In the same mode, Jordan Peterson appeals to young men not because he's empathetic (he is not) or because what he says is true (it is nonsense). He appeals to them because "be tough, be perfect, and have contempt for the weak and feminine" is a message that resonates with lots of pop culture narratives and assures young men that they can gain status and power by the simple expedient of hating people less masculine than they are.

I'm not saying you have to hate or mock Peterson fans. I am saying that the existence of Peterson fans is not a sign that Peterson speaks for true, real masculinity. Nor is it a cue to subtly, or not so subtly, adopt right wing frames when speaking about gender. Reiterating that masculinity should be unitary, strong, and forceful just heightens the crisis at the core of masculinity—that crisis being that no man can live up to an ideal of manhood defined by perfect strength and remorseless perfection.
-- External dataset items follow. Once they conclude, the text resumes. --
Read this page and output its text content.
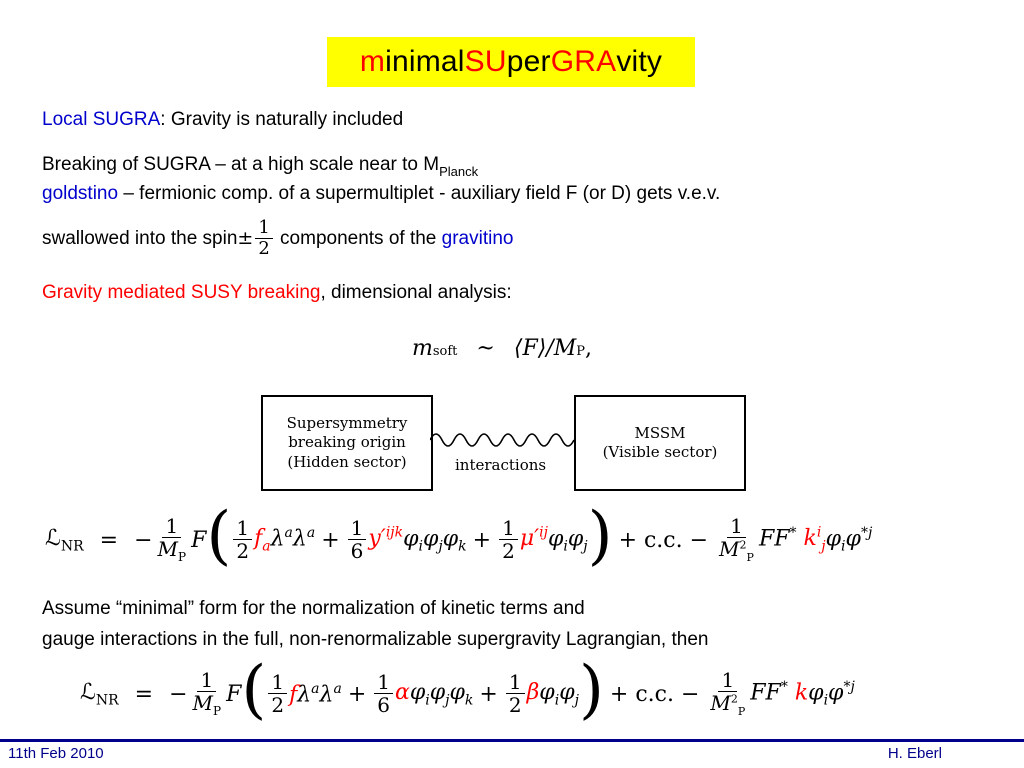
m inimal SU per GRA vity
Local SUGRA: Gravity is naturally included
Breaking of SUGRA – at a high scale near to $M_{Planck}$
goldstino – fermionic comp. of a supermultiplet - auxiliary field F (or D) gets v.e.v.
swallowed into the spin ± $\frac{1}{2}$ components of the gravitino
Gravity mediated SUSY breaking, dimensional analysis:
msoft ~ ⟨F⟩/MP,
Supersymmetry
breaking origin
(Hidden sector)	interactions
MSSM
(Visible sector)
ℒ$_{NR}$ = − $\frac{1}{M_P}$ F ( $\frac{1}{2} f_a\lambda^a\lambda^a + \frac{1}{6} y'^{ijk}\varphi_i\varphi_j\varphi_k + \frac{1}{2} \mu'^{ij}\varphi_i\varphi_j$ ) + c.c. − $\frac{1}{M^2_P} FF^*$ $k^i_j\varphi_i\varphi^{*j}$
Assume “minimal” form for the normalization of kinetic terms and
gauge interactions in the full, non-renormalizable supergravity Lagrangian, then
ℒ$_{NR}$ = − $\frac{1}{M_P}$ F ( $\frac{1}{2} f\lambda^a\lambda^a + \frac{1}{6} \alpha\varphi_i\varphi_j\varphi_k + \frac{1}{2} \beta\varphi_i\varphi_j$ ) + c.c. − $\frac{1}{M^2_P} FF^*$ $k\varphi_i\varphi^{*j}$
11th Feb 2010	H. Eberl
You don't help men by telling them that they need to be strong, or clean, or perfect, or that women won't date them if they're not manly enough. You help men by working towards policies that actually help men—and by remembering that there are lots of different ways of being a man. Men can have messy rooms. They can be nurses. They can wear dresses. They can date other men. They can live with their parents.

When we write think piece after think piece on the crisis of masculinity, are we helping to solve the crisis of masculinity? Maybe instead we're just reinforcing the idea that masculinity is a crisis—an idea that has over many years, harmed many people of every gender.